Cervi

Attraverso il padre, critico teatrale, Gino Cervi entrò fin da bambino a contatto con il mondo delle scene. Dopo un breve intermezzo da filodrammatico, esordì a ventitré anni come attor giovane ne La vergine folle di H. Bataille a fianco di Alda Borelli. L’anno successivo si trasferì al Teatro d’Arte di Roma diretto da Pirandello e iniziò un tirocinio che si concluse nel 1935 quando, oltre a interpretare il suo primo film (Aldebaran di A. Blasetti), diventò primattore nella compagnia Tofano-Maltagliati. Fu il momento in cui, affrontando personaggi quali Memmo del pirandelliano Ma non è una cosa seria o Paolo di La maschera e il volto di Chiarelli, si dimostrò più che mai attento a quanto di più stimolante offrisse il repertorio contemporaneo; e questo muovendosi nella direzione di una recitazione asciutta, stringata, moderna, nell’ambito di una scena italiana ancora incline a subire fascini mattatoriali. Fu proprio questa scelta espressiva che più avanti gli permise di affrontare, con esiti non trascurabili, alcuni grandi testi shakespeariani, fra i quali un Otello lontano dalla tradizione di commossa drammaticità, nonché Le allegre comari di Windsor , dove diede al personaggio di Falstaff la sua calda comunicativa; il tutto con quella saporita dizione d’impronta emiliana e quella larghezza di gesto che furono sue prerogative.
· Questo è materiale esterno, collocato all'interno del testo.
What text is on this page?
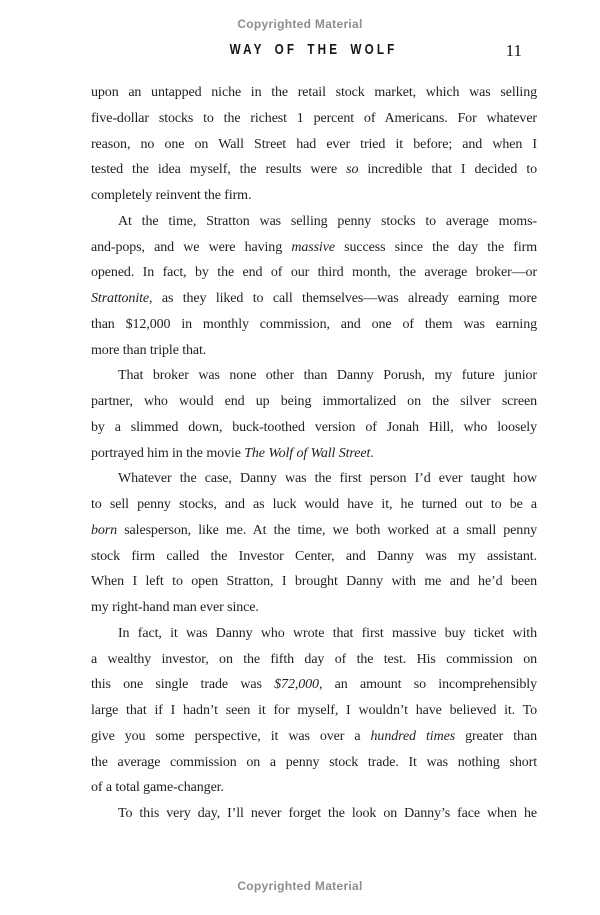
Copyrighted Material
WAY OF THE WOLF	11
upon an untapped niche in the retail stock market, which was selling
five-dollar stocks to the richest 1 percent of Americans. For whatever
reason, no one on Wall Street had ever tried it before; and when I
tested the idea myself, the results were so incredible that I decided to
completely reinvent the firm.
At the time, Stratton was selling penny stocks to average moms-
and-pops, and we were having massive success since the day the firm
opened. In fact, by the end of our third month, the average broker—or
Strattonite, as they liked to call themselves—was already earning more
than $12,000 in monthly commission, and one of them was earning
more than triple that.
That broker was none other than Danny Porush, my future junior
partner, who would end up being immortalized on the silver screen
by a slimmed down, buck-toothed version of Jonah Hill, who loosely
portrayed him in the movie The Wolf of Wall Street.
Whatever the case, Danny was the first person I’d ever taught how
to sell penny stocks, and as luck would have it, he turned out to be a
born salesperson, like me. At the time, we both worked at a small penny
stock firm called the Investor Center, and Danny was my assistant.
When I left to open Stratton, I brought Danny with me and he’d been
my right-hand man ever since.
In fact, it was Danny who wrote that first massive buy ticket with
a wealthy investor, on the fifth day of the test. His commission on
this one single trade was $72,000, an amount so incomprehensibly
large that if I hadn’t seen it for myself, I wouldn’t have believed it. To
give you some perspective, it was over a hundred times greater than
the average commission on a penny stock trade. It was nothing short
of a total game-changer.
To this very day, I’ll never forget the look on Danny’s face when he
Copyrighted Material
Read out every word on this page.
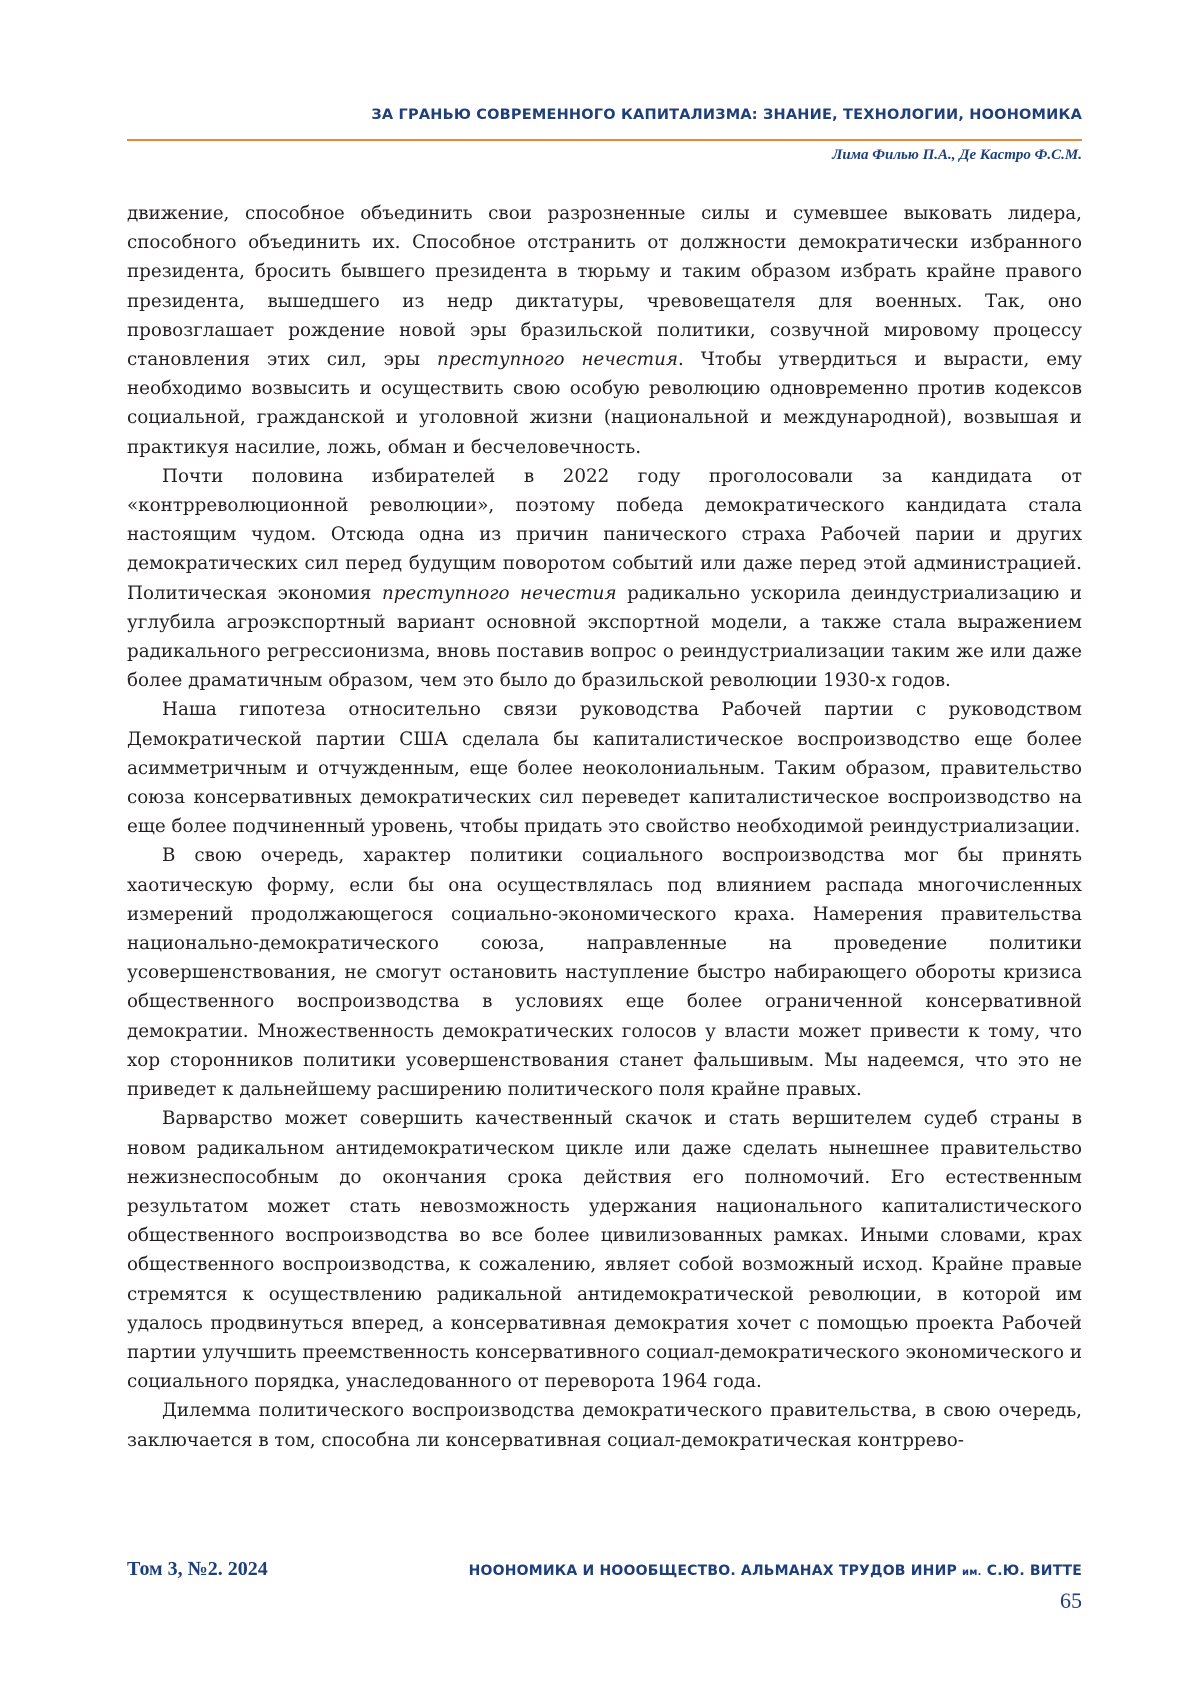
ЗА ГРАНЬЮ СОВРЕМЕННОГО КАПИТАЛИЗМА: ЗНАНИЕ, ТЕХНОЛОГИИ, НООНОМИКА
Лима Филью П.А., Де Кастро Ф.С.М.

движение, способное объединить свои разрозненные силы и сумевшее выковать лидера, способного объединить их. Способное отстранить от должности демократически избранного президента, бросить бывшего президента в тюрьму и таким образом избрать крайне правого президента, вышедшего из недр диктатуры, чревовещателя для военных. Так, оно провозглашает рождение новой эры бразильской политики, созвучной мировому процессу становления этих сил, эры преступного нечестия. Чтобы утвердиться и вырасти, ему необходимо возвысить и осуществить свою особую революцию одновременно против кодексов социальной, гражданской и уголовной жизни (национальной и международной), возвышая и практикуя насилие, ложь, обман и бесчеловечность.

Почти половина избирателей в 2022 году проголосовали за кандидата от «контрреволюционной революции», поэтому победа демократического кандидата стала настоящим чудом. Отсюда одна из причин панического страха Рабочей парии и других демократических сил перед будущим поворотом событий или даже перед этой администрацией. Политическая экономия преступного нечестия радикально ускорила деиндустриализацию и углубила агроэкспортный вариант основной экспортной модели, а также стала выражением радикального регрессионизма, вновь поставив вопрос о реиндустриализации таким же или даже более драматичным образом, чем это было до бразильской революции 1930-х годов.

Наша гипотеза относительно связи руководства Рабочей партии с руководством Демократической партии США сделала бы капиталистическое воспроизводство еще более асимметричным и отчужденным, еще более неоколониальным. Таким образом, правительство союза консервативных демократических сил переведет капиталистическое воспроизводство на еще более подчиненный уровень, чтобы придать это свойство необходимой реиндустриализации.

В свою очередь, характер политики социального воспроизводства мог бы принять хаотическую форму, если бы она осуществлялась под влиянием распада многочисленных измерений продолжающегося социально-экономического краха. Намерения правительства национально-демократического союза, направленные на проведение политики усовершенствования, не смогут остановить наступление быстро набирающего обороты кризиса общественного воспроизводства в условиях еще более ограниченной консервативной демократии. Множественность демократических голосов у власти может привести к тому, что хор сторонников политики усовершенствования станет фальшивым. Мы надеемся, что это не приведет к дальнейшему расширению политического поля крайне правых.

Варварство может совершить качественный скачок и стать вершителем судеб страны в новом радикальном антидемократическом цикле или даже сделать нынешнее правительство нежизнеспособным до окончания срока действия его полномочий. Его естественным результатом может стать невозможность удержания национального капиталистического общественного воспроизводства во все более цивилизованных рамках. Иными словами, крах общественного воспроизводства, к сожалению, являет собой возможный исход. Крайне правые стремятся к осуществлению радикальной антидемократической революции, в которой им удалось продвинуться вперед, а консервативная демократия хочет с помощью проекта Рабочей партии улучшить преемственность консервативного социал-демократического экономического и социального порядка, унаследованного от переворота 1964 года.

Дилемма политического воспроизводства демократического правительства, в свою очередь, заключается в том, способна ли консервативная социал-демократическая контррево-

Том 3, №2. 2024	НООНОМИКА И НОООБЩЕСТВО. АЛЬМАНАХ ТРУДОВ ИНИР им. С.Ю. ВИТТЕ
65
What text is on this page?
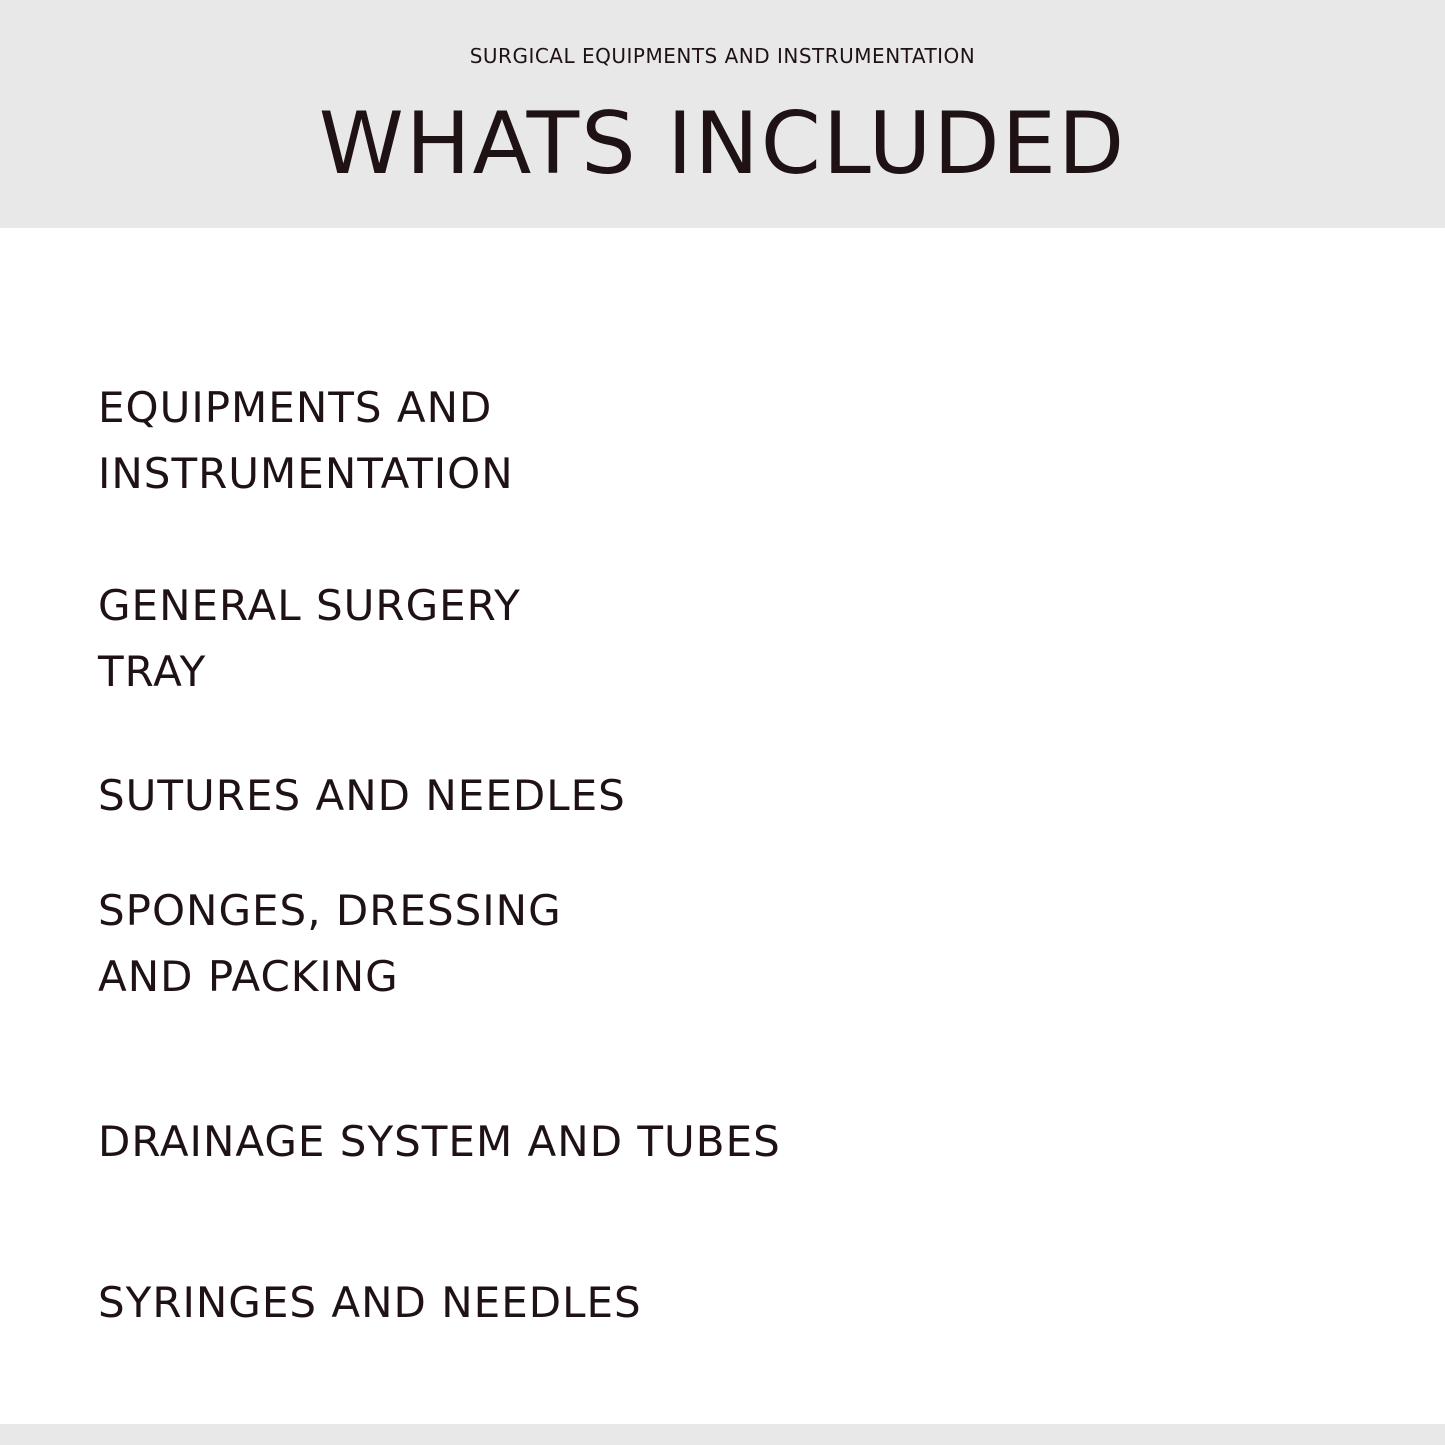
SURGICAL EQUIPMENTS AND INSTRUMENTATION
WHATS INCLUDED
EQUIPMENTS AND
INSTRUMENTATION
GENERAL SURGERY
TRAY
SUTURES AND NEEDLES
SPONGES, DRESSING
AND PACKING
DRAINAGE SYSTEM AND TUBES
SYRINGES AND NEEDLES
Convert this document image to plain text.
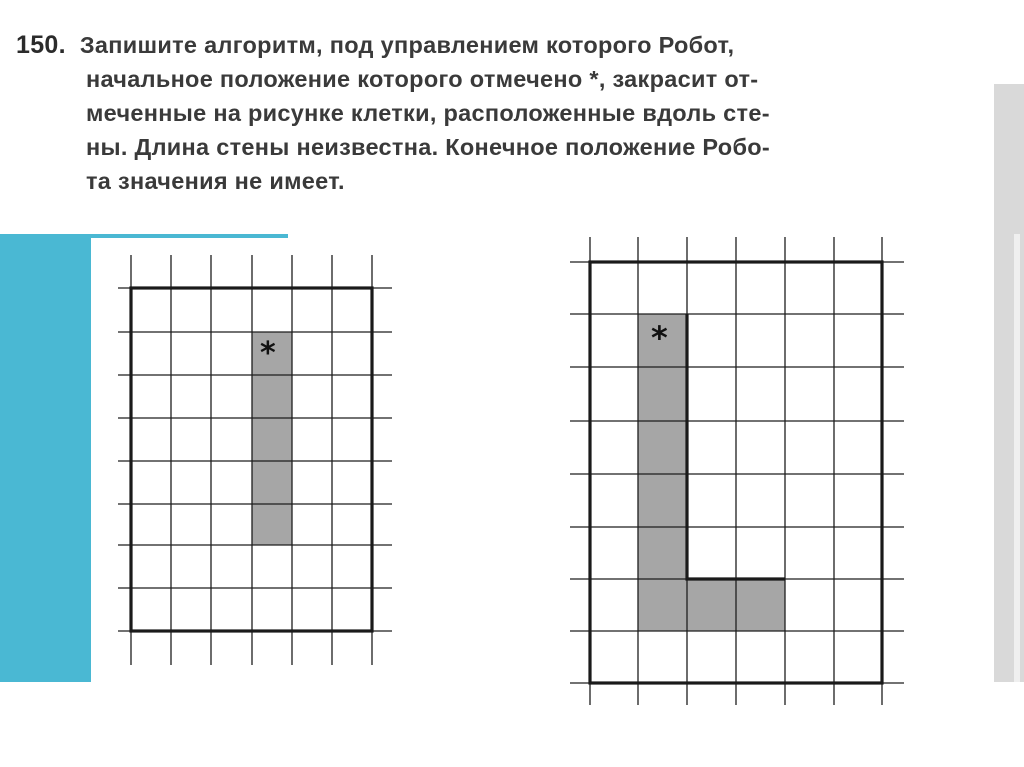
150. Запишите алгоритм, под управлением которого Робот,
начальное положение которого отмечено *, закрасит от-
меченные на рисунке клетки, расположенные вдоль сте-
ны. Длина стены неизвестна. Конечное положение Робо-
та значения не имеет.
*	*
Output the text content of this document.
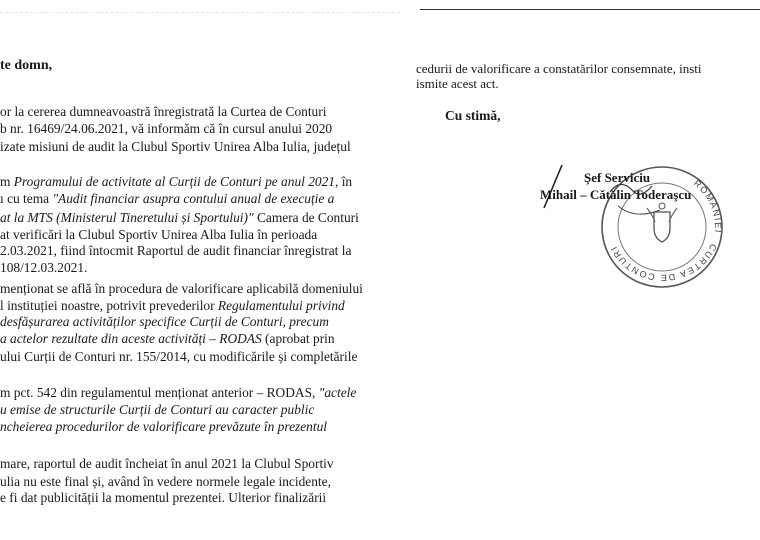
te domn,
or la cererea dumneavoastră înregistrată la Curtea de Conturi
b nr. 16469/24.06.2021, vă informăm că în cursul anului 2020
izate misiuni de audit la Clubul Sportiv Unirea Alba Iulia, județul
m Programului de activitate al Curții de Conturi pe anul 2021, în
ı cu tema "Audit financiar asupra contului anual de execuție a
at la MTS (Ministerul Tineretului și Sportului)" Camera de Conturi
at verificări la Clubul Sportiv Unirea Alba Iulia în perioada
2.03.2021, fiind întocmit Raportul de audit financiar înregistrat la
108/12.03.2021.
menționat se află în procedura de valorificare aplicabilă domeniului
l instituției noastre, potrivit prevederilor Regulamentului privind
desfășurarea activităților specifice Curții de Conturi, precum
a actelor rezultate din aceste activități – RODAS (aprobat prin
ului Curții de Conturi nr. 155/2014, cu modificările și completările
m pct. 542 din regulamentul menționat anterior – RODAS, "actele
u emise de structurile Curții de Conturi au caracter public
ncheierea procedurilor de valorificare prevăzute în prezentul
mare, raportul de audit încheiat în anul 2021 la Clubul Sportiv
ulia nu este final și, având în vedere normele legale incidente,
e fi dat publicității la momentul prezentei. Ulterior finalizării
cedurii de valorificare a constatărilor consemnate, insti
ismite acest act.
Cu stimă,
ROMÂNIEI
CURTEA DE CONTURI
Şef Serviciu
Mihail – Cătălin Toderaşcu
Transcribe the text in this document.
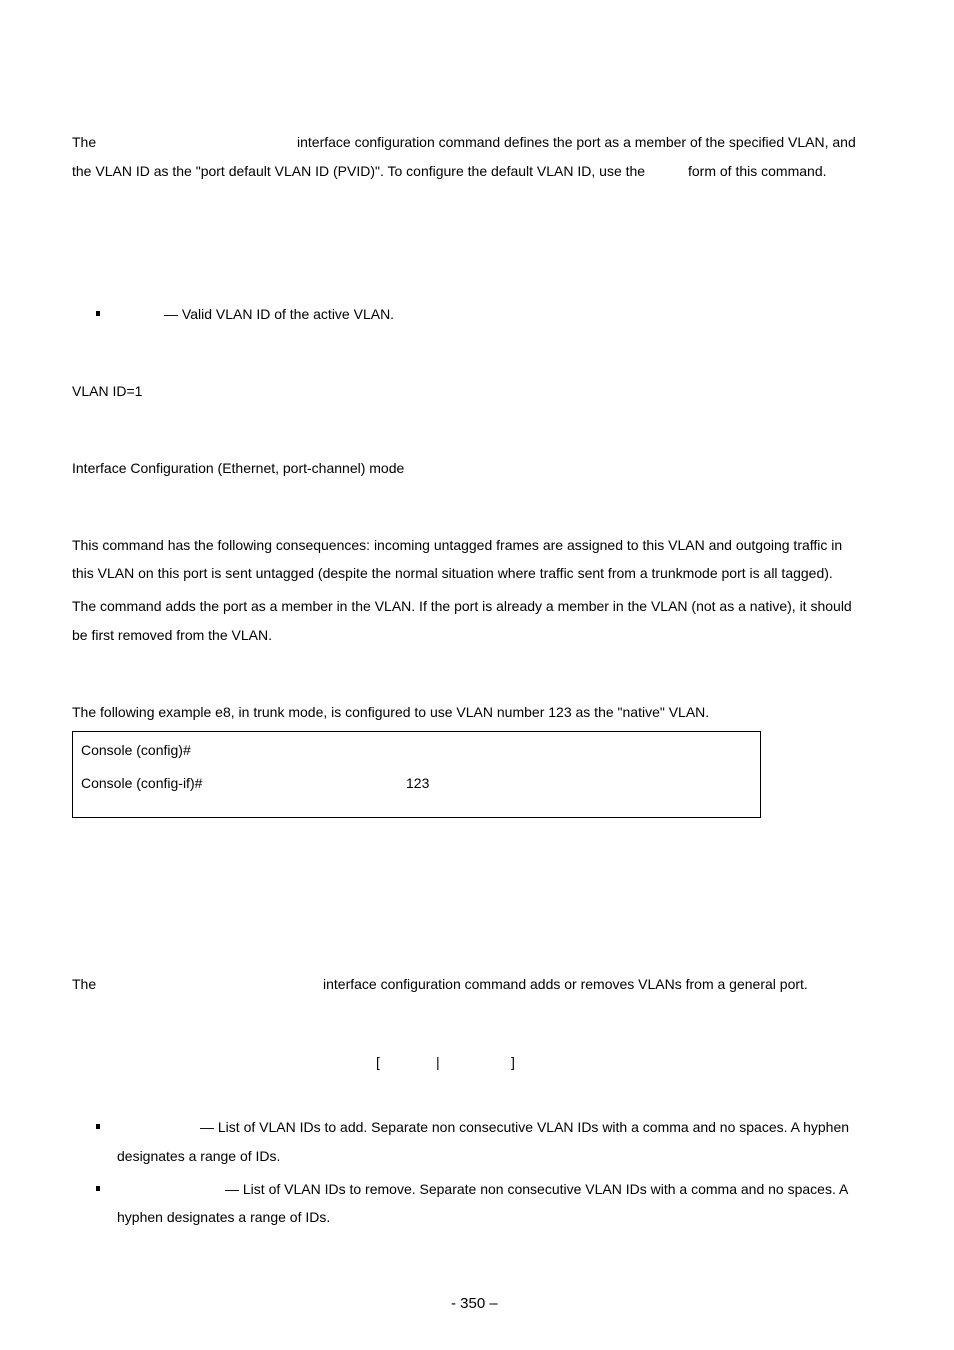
The	interface configuration command defines the port as a member of the specified VLAN, and
the VLAN ID as the "port default VLAN ID (PVID)". To configure the default VLAN ID, use the	form of this command.
— Valid VLAN ID of the active VLAN.
VLAN ID=1
Interface Configuration (Ethernet, port-channel) mode
This command has the following consequences: incoming untagged frames are assigned to this VLAN and outgoing traffic in
this VLAN on this port is sent untagged (despite the normal situation where traffic sent from a trunkmode port is all tagged).
The command adds the port as a member in the VLAN. If the port is already a member in the VLAN (not as a native), it should
be first removed from the VLAN.
The following example e8, in trunk mode, is configured to use VLAN number 123 as the "native" VLAN.
Console (config)#
Console (config-if)#	123
The	interface configuration command adds or removes VLANs from a general port.
[	|	]
— List of VLAN IDs to add. Separate non consecutive VLAN IDs with a comma and no spaces. A hyphen
designates a range of IDs.
— List of VLAN IDs to remove. Separate non consecutive VLAN IDs with a comma and no spaces. A
hyphen designates a range of IDs.
- 350 –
Gli anni dell’immediato dopoguerra, quando si era già ampiamente affermato anche al cinema (basti pensare al successo di Quattro passi fra le nuvole , regia di Blasetti, 1942), lo videro proseguire su una strada pronta a cogliere i fermenti, le indicazioni del `nuovo’ teatro; fra i lavori di cui fu protagonista, I parenti terribili di Cocteau (regia di Visconti), La guerra di Troia non si farà di Giraudoux (regia di Salvini), Brava gente di Shaw. Nel 1953 apparve in Cyrano di Rostand, rimasto forse il suo risultato più compiuto: proprio i suoi toni pacati, uniti a una sapiente tecnica, riuscirono a spogliare il personaggio di quell’aureola di retorica in cui la tradizione lo aveva fissato, restituendolo in maniera più viva e autenticamente sofferta. Toni pacati che riaffioreranno ne Il cardinal Lambertini di Testoni, che portò anche al cinema e in Tv. Nel frattempo era arrivato anche il grande successo popolare con Don Camillo (1952), film tratto dal romanzo di Guareschi in cui, in coppia con Fernandel, interpretava il personaggio di Peppone, la cui bonarietà ringhiante gli calzava a pennello. Più tardi, a partire dal 1968, cominciò per la televisione la lunga serie del Commissario Maigret di Simenon (41 puntate), affiancato da Andreina Pagnani. Era un Maigret di socchiuso umorismo, piuttosto in pantofole e con un eccesso di pipa, al quale C. non faceva altro che portare il suo alto mestiere, quella carica di simpatia che spontaneamente emanava; la stessa che sempre era riuscito a creare intorno ai suoi personaggi, in maniera tale che gli riusciva difficile, anche se non impossibile, assumere ruoli di cattivo.